The Fantastic Four has one of the best rogues galleries in comics. With enemies like the Skrull (and their Super-Skrull), the Kree (and their Sentry-459), Annihilus, Blastaar, Terminus, Diablo (and his Dragon Man), Mad Thinker (and his Awesome Android), Wizard (and his Frightful Four), and Molecule Man, not to mention the aforementioned Dr. Doom, their dance card is nothing to sneeze at. However, if there’s a threat that can completely eclipse their nemesis, it’s Galactus. Referred more as a force of nature than an actual villain, Galactus is an ancient being that must consume the energies of entire planets to maintain his existence. Galactus’ appearance above a planet all but guarantees its destruction as he is virtually unstoppable. Worse still, Galactus employs heralds to find him worlds and to handle setbacks to his feeding while he busies himself turning planets into pure energy.

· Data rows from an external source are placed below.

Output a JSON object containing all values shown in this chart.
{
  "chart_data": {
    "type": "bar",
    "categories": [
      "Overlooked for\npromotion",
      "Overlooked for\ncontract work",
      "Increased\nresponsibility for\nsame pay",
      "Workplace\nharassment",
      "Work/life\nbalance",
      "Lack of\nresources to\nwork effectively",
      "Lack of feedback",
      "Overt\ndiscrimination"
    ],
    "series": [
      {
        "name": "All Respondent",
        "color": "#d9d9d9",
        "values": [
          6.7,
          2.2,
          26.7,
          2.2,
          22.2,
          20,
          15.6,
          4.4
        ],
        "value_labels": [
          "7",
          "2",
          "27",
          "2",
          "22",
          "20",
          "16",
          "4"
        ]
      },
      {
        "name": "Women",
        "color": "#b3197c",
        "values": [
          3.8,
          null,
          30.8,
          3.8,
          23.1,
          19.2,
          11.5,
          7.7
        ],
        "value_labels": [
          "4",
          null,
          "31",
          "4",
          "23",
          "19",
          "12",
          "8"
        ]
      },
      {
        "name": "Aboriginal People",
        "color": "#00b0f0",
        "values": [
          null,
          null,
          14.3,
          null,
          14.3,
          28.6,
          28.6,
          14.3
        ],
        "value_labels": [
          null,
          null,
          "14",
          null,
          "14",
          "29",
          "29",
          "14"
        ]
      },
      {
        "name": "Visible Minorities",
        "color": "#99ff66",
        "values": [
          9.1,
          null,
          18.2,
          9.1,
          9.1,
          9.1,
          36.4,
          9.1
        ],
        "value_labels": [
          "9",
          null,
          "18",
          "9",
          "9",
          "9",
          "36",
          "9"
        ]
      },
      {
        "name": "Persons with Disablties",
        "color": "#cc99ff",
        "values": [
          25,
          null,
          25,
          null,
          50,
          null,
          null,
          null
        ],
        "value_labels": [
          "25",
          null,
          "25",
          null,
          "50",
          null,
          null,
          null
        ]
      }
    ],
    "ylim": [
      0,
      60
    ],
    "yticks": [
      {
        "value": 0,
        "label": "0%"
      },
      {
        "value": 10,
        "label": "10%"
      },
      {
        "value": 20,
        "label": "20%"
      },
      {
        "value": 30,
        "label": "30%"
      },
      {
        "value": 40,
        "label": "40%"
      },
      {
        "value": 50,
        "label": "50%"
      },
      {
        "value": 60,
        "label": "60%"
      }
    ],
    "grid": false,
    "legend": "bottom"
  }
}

Heralds like Silver Surfer, Air-Walker, Firelord, Terrax, Nova, Morg, Plasma, Red Shift, Fallen One, and Stardust who wield the Power Cosmic, a portion of their master’s awesome power, are themselves more than enough of a threat to most worlds alone individually. While undoubtedly if adapted, Brad Bird will not directly lift Galactus and his heralds from the page to the film in purely thinly veiled versions, chances are good analogies of these elements could appear given the previous film’s nods to the Fantastic Four and their villains.